Diriwayatkan pula beliau menyebarkan Islam ke Indonesia bersama rombongan kaum kerabatnya. Anaknya, Saiyid Ibrahim (Maulana Sayyid Ibrahim) ditinggalkan di Aceh       untuk mendidik masyarakat dalam ilmu keislaman. Kemudian,Saiyid Jamaluddin ke    Majapahit, selanjutnya ke  Negeri  Bugis, lalu  meninggal dunia di  Wajok (Sulawesi Selatan).

Tahun kedatangannya di Sulawesi adalah 1452M dan tahun wafatnya 1453 M.  Jadi   tidak   diragukan bahwa yang ke Kamboja itu adalah ayah Maulana Ibrahim, Saiyid Jamaluddin yang menikah di sana dan menurunkan Ali Nurul Alam.

Sedangkan mayoritas ahli sejarah menyatakan Maulana Malik Ibrahim lahir di   Samarkand atau Persia, sehingga digelar Syekh Maghribi. Beliau sendiri dibesarkan di Aceh dan tentu menikah dengan puteri Aceh yang dikenal sebagai Puteri Raja Champa.

Azumardi Azra mengemukakan Negeri Champa Kamboja ketika zaman Maulana Malik Ibrahim sedang huru hara dan terjadi pembantaian terhadap kaum Muslim yang dilakukan oleh Dinasti Ho yang membalas dendam atas kekalahannya pada pasukan Khulubay Khan, Raja Mongol yang Muslim sebagaimana disebutkan terdahulu.
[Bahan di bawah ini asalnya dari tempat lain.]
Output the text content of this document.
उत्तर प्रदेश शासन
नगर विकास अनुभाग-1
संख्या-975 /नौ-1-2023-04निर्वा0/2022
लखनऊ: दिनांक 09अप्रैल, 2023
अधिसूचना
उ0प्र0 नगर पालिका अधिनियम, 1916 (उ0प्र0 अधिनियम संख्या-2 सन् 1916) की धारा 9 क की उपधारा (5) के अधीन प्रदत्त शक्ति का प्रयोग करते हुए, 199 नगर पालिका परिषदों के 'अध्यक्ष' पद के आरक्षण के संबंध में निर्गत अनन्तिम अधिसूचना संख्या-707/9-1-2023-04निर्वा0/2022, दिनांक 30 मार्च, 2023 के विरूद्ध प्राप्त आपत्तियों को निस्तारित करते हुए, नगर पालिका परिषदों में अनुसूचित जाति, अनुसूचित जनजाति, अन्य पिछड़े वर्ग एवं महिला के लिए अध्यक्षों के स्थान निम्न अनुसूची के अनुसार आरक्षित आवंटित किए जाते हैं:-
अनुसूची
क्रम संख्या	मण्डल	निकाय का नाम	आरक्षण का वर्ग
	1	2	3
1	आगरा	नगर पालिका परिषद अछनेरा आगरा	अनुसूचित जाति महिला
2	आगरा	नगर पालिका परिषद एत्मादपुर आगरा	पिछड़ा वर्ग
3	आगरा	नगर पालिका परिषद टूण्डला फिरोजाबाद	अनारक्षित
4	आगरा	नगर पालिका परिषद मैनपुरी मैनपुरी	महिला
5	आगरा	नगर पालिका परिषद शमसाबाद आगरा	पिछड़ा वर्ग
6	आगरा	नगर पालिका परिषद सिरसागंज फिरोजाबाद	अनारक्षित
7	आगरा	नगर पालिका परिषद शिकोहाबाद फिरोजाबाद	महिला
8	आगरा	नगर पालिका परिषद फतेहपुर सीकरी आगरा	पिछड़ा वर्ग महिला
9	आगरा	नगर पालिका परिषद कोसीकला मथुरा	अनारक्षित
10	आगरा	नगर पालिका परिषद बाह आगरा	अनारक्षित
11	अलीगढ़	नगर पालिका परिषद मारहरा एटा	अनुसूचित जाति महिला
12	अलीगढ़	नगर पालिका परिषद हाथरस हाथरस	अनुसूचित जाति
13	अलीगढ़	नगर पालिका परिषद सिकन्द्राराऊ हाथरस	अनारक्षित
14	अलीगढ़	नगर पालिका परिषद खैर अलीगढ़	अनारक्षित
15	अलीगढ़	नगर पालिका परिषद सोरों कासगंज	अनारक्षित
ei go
Keadaan ini sangat jauh berbeda dengan keadaan Negeri Jeumpa yang menjadi mitra Kerajaan Pasai pada waktu itu; yang menjadi jalur laluan dan peristirahatan menuju kota besar seperti Barus, Fansur dan Lamuri dari Pasai ataupun Perlak.

Al-Attas mengatakan  popularitas Jeumpa di Nusantara, yang dihubungkan dengan puteri-puterinya yang cerdas dan cantik jelita, buah  persilangan antara Arab-Parsi-India dan Melayu, yang di Aceh terkenal dengan Bungong Jeumpa; gadis cantik putih kemerah-merahan, tidak lain menunjukkan keistimewaan Jeumpa di Aceh yang sampai saat ini masih  menyisakan kecantikan puteri-puterinya, gadis Bireuen.

Sumber: Sejarah Kesultanan Banggai, ditulis oleh Dr. Sofyan Madina, M.Pd., dkk. Diterbitkan oleh Puslitbang Lektur dan Khazanah Keagamaan Badan Litbang dan Diklat Kementerian, 2012.